We grabbed our drinks and sat at a table in the corner.
“I have a situation at school.” I sighed.
“One of your kids slapping you with sexual harassment again?”
“It isn’t sexual harassment when you walk into the bathroom in the kindergarten room and a kid is poking at his dingle because it won’t go down.”
“Well, you are one hot piece of ass.” He laughed.
“As much as I appreciate the compliment, I told
the kid to pee and the boner disappeared.”
“Yes, male genitals are very mysterious in that way. So what happened?”
“I was at Dickies with Renee last week and got a little tipsy. I made a complete ass out of myself in front of a delicious looking guy.”
“And how is that different from any other day of the week?”
I shot Ryan my middle finger and he blew me an air kiss.
“The problem is that after I quizzed him about hairy versus smooth balls, he showed up in my classroom today. His son is my new student.”
“No question, smooth balls. The last thing you want is to dental floss with pubes after visiting the playground.”
“Ryan! Focus. We’re talking about me here, not your Pee Wee’s Big Adventure going down on a guy.”
“Relax, I’ve seen you drunk and it could be worse.”
“I puked on his shirt and shoes.”
Ryan howled in laughter. “I take it back, you’ve pretty much just humiliated yourself into a leper colony.”
“Fuck off and thanks, I feel so much better.”
“So what did he say when he saw you this morning? Did he offer you an airline sick bag?”
“No, that’s the thing. He was smug, cute, hot and completely flirty.”
“Horrible. What a fucking bastard. What is he thinking, trying to be flirtatious with you? I’ll cut off his balls.”
“You aren’t helping.”
“What’s the problem, Moxie? It sounds like you have a hot guy flirting with you even after you regurgitated over his shoes. The guy deserves a congratulatory blow job.”

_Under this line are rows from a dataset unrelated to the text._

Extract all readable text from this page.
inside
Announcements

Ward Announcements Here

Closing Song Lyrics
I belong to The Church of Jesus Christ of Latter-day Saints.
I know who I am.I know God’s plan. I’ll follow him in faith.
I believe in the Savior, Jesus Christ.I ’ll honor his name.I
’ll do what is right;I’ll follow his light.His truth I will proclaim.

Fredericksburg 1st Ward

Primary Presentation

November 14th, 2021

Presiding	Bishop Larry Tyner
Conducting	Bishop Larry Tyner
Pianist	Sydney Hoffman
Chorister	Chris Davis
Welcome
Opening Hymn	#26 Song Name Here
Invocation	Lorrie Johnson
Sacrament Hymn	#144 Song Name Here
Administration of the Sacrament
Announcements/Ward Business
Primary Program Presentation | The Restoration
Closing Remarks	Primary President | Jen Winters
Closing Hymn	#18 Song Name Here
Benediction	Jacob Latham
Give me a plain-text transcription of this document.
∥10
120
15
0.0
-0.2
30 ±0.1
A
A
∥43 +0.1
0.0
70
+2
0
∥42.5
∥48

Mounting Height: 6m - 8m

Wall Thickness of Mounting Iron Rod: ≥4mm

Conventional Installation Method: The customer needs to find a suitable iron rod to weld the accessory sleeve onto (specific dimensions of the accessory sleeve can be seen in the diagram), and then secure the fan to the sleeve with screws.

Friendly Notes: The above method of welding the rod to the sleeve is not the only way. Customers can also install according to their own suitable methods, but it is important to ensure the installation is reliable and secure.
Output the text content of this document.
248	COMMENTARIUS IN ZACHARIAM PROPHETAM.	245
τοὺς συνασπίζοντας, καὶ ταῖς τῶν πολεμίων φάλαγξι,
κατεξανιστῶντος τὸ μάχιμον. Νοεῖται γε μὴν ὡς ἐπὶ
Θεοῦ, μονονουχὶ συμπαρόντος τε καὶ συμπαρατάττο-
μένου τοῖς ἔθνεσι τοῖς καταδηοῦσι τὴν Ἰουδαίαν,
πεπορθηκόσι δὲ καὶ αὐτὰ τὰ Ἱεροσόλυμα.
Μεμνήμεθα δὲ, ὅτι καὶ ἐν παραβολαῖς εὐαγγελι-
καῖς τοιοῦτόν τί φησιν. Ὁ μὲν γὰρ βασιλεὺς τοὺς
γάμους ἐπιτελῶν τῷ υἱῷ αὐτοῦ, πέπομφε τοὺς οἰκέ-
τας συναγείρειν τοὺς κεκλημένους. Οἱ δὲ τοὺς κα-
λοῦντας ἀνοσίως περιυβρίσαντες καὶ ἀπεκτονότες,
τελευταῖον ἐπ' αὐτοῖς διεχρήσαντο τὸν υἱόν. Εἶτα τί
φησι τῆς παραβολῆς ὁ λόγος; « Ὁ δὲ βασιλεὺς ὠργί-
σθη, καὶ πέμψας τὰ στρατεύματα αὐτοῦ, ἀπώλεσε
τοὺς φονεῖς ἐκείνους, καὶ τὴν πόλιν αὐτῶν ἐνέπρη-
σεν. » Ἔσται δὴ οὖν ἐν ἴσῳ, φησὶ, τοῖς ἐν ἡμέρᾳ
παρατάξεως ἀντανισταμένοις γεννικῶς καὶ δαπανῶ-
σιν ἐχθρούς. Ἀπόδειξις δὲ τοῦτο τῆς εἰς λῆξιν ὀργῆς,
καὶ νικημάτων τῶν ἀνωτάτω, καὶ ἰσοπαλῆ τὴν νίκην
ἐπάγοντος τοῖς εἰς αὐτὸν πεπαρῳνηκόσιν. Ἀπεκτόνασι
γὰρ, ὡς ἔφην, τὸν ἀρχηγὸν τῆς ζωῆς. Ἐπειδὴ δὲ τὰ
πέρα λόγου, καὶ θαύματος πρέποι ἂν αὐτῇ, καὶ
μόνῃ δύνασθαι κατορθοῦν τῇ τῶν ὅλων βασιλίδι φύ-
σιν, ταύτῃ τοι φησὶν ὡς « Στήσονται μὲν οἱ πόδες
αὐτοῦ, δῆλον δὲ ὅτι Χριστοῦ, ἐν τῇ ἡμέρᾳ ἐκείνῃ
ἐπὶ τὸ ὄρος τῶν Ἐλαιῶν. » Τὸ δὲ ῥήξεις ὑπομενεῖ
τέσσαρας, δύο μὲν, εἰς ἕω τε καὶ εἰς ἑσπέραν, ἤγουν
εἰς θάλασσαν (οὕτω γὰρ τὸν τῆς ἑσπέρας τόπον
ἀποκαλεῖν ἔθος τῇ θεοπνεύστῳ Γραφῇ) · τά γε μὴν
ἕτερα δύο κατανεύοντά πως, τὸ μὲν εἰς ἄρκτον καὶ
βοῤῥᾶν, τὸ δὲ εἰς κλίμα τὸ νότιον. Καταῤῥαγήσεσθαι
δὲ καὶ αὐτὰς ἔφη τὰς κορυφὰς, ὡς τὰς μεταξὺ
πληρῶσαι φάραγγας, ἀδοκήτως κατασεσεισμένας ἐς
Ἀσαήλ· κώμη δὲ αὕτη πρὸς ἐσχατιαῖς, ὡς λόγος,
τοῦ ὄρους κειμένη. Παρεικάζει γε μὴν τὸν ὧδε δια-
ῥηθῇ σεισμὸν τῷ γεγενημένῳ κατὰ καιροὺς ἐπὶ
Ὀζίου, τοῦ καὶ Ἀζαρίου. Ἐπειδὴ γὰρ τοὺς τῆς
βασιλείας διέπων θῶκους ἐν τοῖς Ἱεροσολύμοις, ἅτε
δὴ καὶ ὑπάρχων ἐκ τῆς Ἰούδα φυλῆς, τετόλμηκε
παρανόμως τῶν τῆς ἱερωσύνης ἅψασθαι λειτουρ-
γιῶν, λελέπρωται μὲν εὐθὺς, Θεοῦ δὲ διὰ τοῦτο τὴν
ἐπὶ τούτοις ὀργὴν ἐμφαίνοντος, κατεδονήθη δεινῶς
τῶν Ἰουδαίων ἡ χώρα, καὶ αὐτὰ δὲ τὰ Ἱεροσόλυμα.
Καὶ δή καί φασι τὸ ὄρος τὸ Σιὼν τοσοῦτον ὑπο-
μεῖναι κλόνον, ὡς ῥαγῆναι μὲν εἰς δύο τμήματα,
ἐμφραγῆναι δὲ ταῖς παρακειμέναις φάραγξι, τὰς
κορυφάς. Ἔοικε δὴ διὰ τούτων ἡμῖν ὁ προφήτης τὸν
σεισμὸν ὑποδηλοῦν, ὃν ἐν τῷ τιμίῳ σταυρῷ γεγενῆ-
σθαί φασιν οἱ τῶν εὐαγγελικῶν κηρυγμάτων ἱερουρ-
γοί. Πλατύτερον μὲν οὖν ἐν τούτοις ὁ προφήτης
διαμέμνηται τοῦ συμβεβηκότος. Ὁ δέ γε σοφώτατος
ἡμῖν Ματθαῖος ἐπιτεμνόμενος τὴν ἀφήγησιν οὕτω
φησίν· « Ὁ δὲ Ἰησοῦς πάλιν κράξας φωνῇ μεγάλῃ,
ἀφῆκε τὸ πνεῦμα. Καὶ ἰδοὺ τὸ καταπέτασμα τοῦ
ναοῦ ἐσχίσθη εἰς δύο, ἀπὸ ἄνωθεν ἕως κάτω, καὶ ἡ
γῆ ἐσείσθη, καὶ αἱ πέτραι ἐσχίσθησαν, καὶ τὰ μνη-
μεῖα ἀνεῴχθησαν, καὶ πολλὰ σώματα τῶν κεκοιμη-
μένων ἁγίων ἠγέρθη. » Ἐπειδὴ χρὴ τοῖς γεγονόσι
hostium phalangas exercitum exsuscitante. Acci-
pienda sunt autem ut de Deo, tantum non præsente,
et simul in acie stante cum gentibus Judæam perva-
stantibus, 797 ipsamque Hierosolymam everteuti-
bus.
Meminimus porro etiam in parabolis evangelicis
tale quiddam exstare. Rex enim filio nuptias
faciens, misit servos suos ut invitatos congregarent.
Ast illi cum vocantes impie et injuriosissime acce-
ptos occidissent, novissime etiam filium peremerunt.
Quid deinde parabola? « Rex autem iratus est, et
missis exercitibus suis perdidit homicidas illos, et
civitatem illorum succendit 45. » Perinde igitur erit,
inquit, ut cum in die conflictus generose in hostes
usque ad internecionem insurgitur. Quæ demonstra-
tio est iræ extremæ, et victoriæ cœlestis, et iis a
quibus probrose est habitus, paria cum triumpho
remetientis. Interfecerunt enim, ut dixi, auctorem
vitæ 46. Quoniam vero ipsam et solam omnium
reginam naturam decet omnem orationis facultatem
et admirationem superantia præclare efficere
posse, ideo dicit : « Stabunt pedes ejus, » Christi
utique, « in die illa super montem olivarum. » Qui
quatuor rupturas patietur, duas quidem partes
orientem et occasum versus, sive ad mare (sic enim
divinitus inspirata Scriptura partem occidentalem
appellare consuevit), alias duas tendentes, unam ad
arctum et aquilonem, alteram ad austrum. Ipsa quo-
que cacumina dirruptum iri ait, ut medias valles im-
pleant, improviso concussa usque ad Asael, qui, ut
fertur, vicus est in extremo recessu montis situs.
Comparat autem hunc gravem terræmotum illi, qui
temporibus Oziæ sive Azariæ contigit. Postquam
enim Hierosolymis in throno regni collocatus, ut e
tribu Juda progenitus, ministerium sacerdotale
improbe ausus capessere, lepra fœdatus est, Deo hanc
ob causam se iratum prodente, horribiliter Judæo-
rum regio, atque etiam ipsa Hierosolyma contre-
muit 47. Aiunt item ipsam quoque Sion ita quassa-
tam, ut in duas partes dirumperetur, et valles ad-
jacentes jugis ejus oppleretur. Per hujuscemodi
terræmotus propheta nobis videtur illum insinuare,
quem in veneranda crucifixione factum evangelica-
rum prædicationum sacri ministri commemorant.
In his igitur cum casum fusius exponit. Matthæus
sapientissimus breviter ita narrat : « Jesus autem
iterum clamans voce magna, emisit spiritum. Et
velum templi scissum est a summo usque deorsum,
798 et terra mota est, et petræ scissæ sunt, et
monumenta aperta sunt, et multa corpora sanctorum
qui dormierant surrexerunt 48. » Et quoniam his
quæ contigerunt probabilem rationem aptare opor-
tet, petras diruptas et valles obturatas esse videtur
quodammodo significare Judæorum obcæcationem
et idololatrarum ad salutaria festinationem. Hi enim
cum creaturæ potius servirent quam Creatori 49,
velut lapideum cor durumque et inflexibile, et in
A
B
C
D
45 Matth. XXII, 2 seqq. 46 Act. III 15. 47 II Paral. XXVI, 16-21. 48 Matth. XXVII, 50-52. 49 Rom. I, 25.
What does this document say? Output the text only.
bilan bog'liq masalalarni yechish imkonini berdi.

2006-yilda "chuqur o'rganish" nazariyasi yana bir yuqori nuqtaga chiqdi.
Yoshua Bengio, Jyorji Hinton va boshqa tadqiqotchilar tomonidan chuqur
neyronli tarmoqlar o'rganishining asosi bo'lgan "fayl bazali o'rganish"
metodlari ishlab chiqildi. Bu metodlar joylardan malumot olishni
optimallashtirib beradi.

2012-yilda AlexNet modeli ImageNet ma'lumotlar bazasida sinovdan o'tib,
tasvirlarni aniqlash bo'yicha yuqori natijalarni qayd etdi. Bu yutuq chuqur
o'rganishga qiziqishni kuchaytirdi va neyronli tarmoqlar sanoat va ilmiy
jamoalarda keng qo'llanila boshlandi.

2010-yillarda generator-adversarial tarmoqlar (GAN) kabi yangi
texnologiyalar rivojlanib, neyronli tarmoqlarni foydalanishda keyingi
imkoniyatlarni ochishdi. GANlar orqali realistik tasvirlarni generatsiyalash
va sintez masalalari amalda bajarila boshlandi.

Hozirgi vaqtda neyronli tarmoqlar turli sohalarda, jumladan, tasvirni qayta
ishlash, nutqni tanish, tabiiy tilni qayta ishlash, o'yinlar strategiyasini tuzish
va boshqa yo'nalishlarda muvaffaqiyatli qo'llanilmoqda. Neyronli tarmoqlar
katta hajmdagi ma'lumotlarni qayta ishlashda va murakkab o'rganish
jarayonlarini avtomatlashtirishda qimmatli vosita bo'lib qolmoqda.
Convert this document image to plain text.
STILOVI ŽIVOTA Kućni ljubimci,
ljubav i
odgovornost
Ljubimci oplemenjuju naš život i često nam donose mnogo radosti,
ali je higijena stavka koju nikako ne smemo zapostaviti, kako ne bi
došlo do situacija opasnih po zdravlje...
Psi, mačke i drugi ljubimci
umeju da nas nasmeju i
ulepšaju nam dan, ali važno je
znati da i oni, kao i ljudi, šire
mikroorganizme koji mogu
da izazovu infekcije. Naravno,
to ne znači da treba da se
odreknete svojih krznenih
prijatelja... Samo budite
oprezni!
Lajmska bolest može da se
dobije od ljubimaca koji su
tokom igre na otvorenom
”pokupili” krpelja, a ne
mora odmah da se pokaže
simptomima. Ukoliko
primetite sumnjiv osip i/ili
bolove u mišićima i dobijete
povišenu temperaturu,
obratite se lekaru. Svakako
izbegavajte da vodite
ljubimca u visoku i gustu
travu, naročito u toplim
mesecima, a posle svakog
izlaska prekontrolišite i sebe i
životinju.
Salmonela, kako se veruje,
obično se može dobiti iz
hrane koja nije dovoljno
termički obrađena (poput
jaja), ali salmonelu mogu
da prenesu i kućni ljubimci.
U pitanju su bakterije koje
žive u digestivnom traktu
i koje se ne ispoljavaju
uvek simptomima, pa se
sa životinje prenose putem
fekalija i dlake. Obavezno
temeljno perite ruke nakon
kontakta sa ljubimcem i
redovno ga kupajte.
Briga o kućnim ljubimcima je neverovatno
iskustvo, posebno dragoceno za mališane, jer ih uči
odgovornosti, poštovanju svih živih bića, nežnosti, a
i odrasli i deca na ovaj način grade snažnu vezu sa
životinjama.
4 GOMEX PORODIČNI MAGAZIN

I pictured myself bowing in front of Miles after vomiting and offering to suck him off. I think I just committed myself to nightmares for the next decade. Ryan was not helping me feel better, as I’d suspected when I considered telling him about it. But I still wanted his perspective on it. Even if I didn’t like it.
“I think I need to go home and drown myself in vodka and Xanax,” I told Ryan.
“Oh, God, don’t do that. Then you’ll end up all River Phoenix overdosed, with foam coming out of your mouth.”